Autre exemple intéressant, celui du Pepsi Refresh Project, lancé début 2010 et mené avec l'agence TBWA Chiat Day (Los Angeles). Cette plate-forme collaborative Refresh Everything permet à n'importe quelle personne, entreprise ou organisation ayant un projet qui a pour but d'améliorer la société, de le soumettre. Au même moment, Pepsi annonçait qu'il ne communiquerait pas, pour la première fois depuis plus de vingt ans, durant le Superbowl : 20 millions de dollars économisés que la marque a promis d'utiliser au profit d'actions caritatives et pour récompenser chaque mois les meilleures idées recueillies sur Refresh Everything.

En France, une opération de cocréation a récemment retenu l'attention. Le chausseur André a ainsi confié une nouvelle collection à six blogueuses « mode » influentes, allant jusqu'à créer une nouvelle marque, baptisée Les Blogueuses s'en mêlent. Pour imaginer ces modèles vendus en magasin depuis début mars, la marque n'a pas caché qu'elle avait rémunéré les blogueuses. Peu importe. Même si ce n'est pas du pur « crowdsourcing », André a quand même osé le pari de confier sa marque à des anonymes. Malgré quelques réticences, le « crowdsourcing » s'installe donc sous toutes ses formes. À chacun désormais de trouver l'étape pertinente pour l'inclure dans son mix marketing.

 

 

 

Le modèle de My Major Company se duplique
Déjà plus de 1 000 fans pour le blog du parfum qui n'existe pas (encore) ! C'est l'aventure collaborative dans laquelle s'est lancée Céline Verleure, ancienne directrice du marketing digital international de L'Oréal Paris et du marketing international de Kenzo Parfums. « L'idée est de créer une nouvelle marque de parfum de niche en associant mon expérience dans le secteur et celle du Web et des communautés », explique-t-elle. Les membres de la communauté sont associés étape par étape aux coulisses de la création du parfum. Le nom de la marque a été choisi par sondage fin février : Olfactive Studio. Viendra ensuite le travail sur les jus et le flacon… « Si 1 000 internautes mettent 100 euros chacun dans mon projet, je peux lancer la fabrication de mon parfum », souligne Céline Verleure, qui n'a pas encore lancé la souscription officielle.

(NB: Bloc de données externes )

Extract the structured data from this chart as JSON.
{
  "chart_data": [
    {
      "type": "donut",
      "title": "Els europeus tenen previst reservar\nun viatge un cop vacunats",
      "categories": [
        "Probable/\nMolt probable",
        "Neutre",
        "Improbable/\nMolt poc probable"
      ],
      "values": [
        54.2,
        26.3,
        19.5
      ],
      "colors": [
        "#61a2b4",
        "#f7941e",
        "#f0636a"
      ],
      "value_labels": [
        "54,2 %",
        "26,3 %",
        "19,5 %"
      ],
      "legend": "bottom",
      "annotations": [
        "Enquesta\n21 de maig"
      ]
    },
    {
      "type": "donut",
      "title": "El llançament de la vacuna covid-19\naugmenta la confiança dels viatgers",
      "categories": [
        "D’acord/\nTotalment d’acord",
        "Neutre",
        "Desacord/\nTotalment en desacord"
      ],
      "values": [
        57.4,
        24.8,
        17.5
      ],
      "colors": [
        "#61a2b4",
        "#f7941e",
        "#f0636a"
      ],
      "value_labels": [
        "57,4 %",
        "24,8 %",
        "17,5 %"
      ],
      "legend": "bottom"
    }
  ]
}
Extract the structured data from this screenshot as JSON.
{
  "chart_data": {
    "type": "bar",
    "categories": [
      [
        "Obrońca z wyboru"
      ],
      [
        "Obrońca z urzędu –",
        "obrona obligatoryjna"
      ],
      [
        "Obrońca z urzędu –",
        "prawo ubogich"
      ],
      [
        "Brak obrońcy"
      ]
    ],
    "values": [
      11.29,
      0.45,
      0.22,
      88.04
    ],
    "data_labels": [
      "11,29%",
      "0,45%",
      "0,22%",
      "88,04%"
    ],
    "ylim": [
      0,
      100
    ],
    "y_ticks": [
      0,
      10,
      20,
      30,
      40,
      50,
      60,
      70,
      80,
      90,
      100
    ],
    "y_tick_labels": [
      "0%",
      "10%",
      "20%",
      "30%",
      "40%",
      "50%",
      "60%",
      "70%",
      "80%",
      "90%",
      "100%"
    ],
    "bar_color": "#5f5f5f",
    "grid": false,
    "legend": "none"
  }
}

L'exemple de la plate-forme de coproduction My Major Company dans la musique fait donc des émules. Fabrice Lelong, le fondateur de Sarenza.com, vient également de lancer une plate-forme communautaire du même type. Cette fois, c'est la vente de meubles qui en est la cible. Le site Ledito.com propose ainsi un service de coédition de mobilier de designer : le but est d'impliquer l'internaute dans le financement de ces meubles. Le principe : une fois la somme de 3 000 euros atteinte par souscription des internautes, le site lancera la fabrication du meuble proposé ensuite à la vente.